The EUR/USD pair broke below the 1.2000 support level, hitting fresh daily lows as the demand for the US Dollar increases before the FOMC meeting. Meanwhile, GBP/USD saw losses, slipping below 1.3800 amid renewed USD strength.
Gold Prices Approach 5300
Gold prices are nearing the $5,300 mark per troy ounce, as traders seek safe investment options amid uncertainty ahead of the FOMC meeting. The Bank of Canada is poised to keep the benchmark rate steady at 2.25%, maintaining a cautious pause first implemented in December.

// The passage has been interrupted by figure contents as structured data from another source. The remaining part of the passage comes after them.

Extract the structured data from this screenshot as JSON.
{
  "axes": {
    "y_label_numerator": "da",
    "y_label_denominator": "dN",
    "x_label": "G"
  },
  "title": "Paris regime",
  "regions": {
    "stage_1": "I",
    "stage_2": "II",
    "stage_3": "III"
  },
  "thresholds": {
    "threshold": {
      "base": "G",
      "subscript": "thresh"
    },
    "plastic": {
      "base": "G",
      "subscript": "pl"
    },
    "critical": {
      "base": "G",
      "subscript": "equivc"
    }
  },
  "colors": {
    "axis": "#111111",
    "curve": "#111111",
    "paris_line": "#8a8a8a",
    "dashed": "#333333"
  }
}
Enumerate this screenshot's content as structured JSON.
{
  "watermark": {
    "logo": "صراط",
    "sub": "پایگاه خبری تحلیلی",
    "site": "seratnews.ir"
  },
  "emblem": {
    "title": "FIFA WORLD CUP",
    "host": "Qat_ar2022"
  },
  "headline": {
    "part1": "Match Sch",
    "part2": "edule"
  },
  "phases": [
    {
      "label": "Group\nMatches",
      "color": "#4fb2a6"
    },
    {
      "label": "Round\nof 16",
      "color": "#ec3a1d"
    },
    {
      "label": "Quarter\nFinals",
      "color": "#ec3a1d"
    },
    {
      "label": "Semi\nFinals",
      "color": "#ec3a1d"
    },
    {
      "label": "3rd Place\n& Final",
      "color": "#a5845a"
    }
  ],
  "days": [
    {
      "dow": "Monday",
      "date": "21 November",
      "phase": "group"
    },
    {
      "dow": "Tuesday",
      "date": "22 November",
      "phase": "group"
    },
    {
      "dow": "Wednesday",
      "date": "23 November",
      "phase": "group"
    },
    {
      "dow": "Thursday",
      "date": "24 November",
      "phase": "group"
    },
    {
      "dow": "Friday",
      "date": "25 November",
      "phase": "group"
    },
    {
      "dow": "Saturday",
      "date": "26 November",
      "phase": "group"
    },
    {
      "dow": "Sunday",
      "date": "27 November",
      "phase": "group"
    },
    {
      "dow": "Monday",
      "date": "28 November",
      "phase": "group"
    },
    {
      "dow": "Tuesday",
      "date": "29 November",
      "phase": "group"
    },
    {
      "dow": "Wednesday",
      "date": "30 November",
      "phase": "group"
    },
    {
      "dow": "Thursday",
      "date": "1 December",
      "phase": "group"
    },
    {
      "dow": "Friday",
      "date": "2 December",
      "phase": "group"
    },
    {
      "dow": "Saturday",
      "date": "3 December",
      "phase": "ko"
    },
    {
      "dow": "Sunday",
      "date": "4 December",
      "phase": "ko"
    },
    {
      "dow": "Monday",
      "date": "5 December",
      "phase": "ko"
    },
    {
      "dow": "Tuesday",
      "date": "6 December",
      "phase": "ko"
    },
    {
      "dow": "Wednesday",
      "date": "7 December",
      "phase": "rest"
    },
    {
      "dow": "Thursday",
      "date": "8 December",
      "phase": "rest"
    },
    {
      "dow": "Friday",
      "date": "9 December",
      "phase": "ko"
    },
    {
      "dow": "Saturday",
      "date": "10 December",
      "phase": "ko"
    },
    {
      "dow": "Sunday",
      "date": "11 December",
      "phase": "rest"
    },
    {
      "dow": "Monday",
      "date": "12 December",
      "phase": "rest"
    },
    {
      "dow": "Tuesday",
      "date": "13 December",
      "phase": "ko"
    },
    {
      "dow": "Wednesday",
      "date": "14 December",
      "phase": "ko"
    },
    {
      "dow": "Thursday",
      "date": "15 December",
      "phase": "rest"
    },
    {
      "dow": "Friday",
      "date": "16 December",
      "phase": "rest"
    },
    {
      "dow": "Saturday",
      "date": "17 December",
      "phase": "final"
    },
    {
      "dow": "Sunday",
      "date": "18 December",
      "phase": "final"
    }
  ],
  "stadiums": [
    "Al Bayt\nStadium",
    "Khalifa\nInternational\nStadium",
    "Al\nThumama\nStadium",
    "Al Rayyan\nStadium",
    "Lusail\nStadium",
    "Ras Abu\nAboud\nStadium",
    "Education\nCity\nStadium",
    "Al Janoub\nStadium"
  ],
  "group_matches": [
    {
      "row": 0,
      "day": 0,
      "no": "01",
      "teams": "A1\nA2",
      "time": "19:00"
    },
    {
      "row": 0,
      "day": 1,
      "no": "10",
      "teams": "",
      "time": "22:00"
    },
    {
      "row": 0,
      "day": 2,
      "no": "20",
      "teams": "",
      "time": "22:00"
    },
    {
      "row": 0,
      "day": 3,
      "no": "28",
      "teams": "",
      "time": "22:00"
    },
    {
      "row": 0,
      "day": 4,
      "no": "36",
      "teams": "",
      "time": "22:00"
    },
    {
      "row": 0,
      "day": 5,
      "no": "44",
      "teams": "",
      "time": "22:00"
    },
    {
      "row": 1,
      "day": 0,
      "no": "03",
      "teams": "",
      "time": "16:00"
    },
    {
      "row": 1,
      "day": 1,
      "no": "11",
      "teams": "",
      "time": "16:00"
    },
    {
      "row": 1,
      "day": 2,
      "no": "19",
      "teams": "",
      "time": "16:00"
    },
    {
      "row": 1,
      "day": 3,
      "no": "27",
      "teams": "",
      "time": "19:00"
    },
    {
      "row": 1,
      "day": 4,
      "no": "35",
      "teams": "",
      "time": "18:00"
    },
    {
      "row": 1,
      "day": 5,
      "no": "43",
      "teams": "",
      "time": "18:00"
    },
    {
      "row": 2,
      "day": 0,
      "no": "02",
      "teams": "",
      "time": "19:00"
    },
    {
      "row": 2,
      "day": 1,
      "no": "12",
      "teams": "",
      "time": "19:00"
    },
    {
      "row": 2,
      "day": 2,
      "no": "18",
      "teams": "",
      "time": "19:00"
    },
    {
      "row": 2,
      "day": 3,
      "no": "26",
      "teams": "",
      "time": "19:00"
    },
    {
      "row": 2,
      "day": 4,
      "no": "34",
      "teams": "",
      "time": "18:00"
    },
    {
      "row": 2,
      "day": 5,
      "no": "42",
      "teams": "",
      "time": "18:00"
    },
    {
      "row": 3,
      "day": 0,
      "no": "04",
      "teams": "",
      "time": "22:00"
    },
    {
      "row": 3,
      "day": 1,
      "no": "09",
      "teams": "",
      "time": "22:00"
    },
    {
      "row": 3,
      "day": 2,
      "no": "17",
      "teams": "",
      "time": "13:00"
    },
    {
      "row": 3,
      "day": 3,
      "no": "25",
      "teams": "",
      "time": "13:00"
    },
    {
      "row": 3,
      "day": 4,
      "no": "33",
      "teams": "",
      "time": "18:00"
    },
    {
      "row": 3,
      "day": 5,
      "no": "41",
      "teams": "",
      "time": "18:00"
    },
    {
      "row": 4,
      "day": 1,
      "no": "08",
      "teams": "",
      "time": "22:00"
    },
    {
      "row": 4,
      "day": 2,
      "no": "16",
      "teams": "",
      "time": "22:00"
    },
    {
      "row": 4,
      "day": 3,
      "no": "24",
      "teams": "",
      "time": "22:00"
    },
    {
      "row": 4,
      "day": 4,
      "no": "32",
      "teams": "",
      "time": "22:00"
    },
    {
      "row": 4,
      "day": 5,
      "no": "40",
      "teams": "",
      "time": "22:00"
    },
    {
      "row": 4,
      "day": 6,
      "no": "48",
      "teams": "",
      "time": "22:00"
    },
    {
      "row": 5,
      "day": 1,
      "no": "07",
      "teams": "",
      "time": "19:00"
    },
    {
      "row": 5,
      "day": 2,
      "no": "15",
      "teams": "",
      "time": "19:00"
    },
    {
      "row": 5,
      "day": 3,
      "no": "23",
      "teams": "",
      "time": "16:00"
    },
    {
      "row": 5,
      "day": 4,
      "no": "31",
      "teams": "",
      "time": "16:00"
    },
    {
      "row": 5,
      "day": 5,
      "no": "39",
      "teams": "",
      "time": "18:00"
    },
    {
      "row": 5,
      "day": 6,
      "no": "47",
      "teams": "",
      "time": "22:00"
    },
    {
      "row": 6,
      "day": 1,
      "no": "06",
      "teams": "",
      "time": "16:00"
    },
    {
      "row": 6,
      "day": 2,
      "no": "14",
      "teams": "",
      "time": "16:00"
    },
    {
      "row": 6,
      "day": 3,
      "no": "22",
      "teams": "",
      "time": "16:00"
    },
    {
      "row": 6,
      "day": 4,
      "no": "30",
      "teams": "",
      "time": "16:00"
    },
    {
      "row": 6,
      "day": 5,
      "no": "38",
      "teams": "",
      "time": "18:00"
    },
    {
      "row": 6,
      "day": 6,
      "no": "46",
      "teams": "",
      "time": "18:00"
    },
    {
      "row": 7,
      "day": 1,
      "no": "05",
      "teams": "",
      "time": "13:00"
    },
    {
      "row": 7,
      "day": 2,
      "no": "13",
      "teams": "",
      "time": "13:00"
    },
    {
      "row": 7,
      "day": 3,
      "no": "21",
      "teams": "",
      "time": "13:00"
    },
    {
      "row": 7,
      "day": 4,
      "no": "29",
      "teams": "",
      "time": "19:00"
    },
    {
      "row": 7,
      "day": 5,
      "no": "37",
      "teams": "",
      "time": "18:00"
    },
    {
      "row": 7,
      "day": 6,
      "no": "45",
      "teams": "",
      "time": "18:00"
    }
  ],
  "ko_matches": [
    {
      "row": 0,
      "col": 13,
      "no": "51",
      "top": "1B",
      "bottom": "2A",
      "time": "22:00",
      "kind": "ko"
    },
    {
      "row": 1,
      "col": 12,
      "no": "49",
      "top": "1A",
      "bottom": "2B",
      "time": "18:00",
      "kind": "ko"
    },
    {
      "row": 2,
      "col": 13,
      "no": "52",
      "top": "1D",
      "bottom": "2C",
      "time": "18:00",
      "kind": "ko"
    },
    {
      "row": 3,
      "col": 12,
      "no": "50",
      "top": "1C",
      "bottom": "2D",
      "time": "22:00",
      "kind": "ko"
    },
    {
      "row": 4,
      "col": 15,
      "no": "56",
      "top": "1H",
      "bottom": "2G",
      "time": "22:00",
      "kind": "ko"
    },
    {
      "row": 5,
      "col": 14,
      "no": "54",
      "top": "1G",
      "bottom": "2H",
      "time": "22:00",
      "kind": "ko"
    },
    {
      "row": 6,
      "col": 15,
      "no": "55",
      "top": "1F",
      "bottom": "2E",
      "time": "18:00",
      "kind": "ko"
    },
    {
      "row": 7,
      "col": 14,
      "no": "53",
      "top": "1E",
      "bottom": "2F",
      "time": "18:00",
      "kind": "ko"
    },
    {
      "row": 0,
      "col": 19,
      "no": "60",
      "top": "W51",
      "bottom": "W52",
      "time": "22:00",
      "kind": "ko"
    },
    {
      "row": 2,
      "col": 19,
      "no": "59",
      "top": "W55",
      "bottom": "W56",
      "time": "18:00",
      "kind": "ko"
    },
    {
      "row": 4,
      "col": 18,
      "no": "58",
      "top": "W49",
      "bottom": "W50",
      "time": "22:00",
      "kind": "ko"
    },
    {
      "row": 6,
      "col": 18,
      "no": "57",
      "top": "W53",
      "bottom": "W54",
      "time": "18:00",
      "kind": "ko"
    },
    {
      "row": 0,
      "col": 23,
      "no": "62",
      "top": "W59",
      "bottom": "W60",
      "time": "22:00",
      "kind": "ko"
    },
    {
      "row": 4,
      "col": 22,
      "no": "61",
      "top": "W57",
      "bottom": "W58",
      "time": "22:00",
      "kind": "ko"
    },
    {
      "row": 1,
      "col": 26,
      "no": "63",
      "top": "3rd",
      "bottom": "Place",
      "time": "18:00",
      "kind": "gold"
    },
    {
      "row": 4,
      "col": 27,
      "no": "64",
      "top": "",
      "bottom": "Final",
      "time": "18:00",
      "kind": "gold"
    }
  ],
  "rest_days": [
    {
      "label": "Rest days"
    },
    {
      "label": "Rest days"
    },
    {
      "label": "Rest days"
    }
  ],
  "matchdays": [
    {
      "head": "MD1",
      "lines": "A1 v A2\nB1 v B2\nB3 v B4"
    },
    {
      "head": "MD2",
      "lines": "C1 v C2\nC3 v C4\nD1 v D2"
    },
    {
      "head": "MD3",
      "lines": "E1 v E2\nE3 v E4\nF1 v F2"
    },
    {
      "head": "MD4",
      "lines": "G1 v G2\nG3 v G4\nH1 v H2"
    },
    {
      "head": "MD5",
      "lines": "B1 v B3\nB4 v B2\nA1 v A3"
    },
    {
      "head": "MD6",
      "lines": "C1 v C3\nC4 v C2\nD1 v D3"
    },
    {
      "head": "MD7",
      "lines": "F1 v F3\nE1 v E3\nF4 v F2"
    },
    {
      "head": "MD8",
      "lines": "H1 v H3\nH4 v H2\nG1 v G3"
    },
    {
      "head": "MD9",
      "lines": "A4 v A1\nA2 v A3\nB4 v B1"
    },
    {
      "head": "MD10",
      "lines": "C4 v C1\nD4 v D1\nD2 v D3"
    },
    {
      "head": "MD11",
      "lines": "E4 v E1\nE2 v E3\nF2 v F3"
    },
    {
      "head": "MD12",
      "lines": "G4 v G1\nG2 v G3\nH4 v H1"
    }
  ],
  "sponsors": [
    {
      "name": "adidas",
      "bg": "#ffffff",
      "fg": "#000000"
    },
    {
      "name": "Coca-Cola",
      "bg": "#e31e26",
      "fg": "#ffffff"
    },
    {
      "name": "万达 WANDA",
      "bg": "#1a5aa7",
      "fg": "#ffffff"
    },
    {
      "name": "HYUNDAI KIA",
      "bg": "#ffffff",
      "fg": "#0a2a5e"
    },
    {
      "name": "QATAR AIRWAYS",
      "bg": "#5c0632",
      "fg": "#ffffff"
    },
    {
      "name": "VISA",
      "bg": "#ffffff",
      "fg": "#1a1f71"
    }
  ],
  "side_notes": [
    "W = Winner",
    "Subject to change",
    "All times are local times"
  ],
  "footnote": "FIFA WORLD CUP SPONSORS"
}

Tesla, Meta, Microsoft, and Apple are set to impact the stock market, potentially influencing the continuation of the AI rally. Bitcoin Cash showed promise around $600, as it attracted renewed investment interest potentially leading to a double bottom reversal.
By 2026, the forex market is expected to see the rise of top brokers aiming at cost-effective trading with low spreads and high leverage. Further details can be accessed through FXStreet.
Swiss ZEW Survey and Economic Shift
We are seeing a major shift in sentiment from this time in 2025, when the Swiss ZEW survey showed deep pessimism. The latest January data shows expectations have rebounded strongly to +12.5, marking the highest level in two years. This improving outlook, following the Swiss National Bank’s rate cuts late last year, suggests a more stable environment for the franc.
Just as we saw in early 2025, all eyes are on the Federal Reserve meeting this week. However, the Bank of Canada has since cut its rate from 2.25% to 2.00%, creating a wider policy gap. Derivative traders should be positioned for potential US dollar volatility, as any hawkish surprise from the Fed could extend its recent gains.
The dollar’s dominance continues a trend we observed last year when EUR/USD broke below 1.2000. Today, with the pair struggling around 1.15, options markets are showing a bias for further downside protection ahead of the Fed. Similarly, sterling’s drop below 1.3800 in 2025 has been followed by a further slide, with traders now watching key supports near 1.3200.
A year ago, gold was hitting fresh all-time highs above $5,300 per ounce as investors sought safety. We’ve seen that fervor cool significantly, with prices now consolidating below the $4,900 mark. Traders should consider that a less-dovish-than-expected Fed could pressure gold further, making short-term call options relatively cheap.
The market’s reliance on Big Tech earnings to set the tone is a familiar theme from 2025. The Nasdaq 100 has already started 2026 strong, gaining over 8% so far this month on continued AI optimism. Expect significant volatility around this week’s earnings reports, creating opportunities for those trading straddles or strangles on key tech stocks.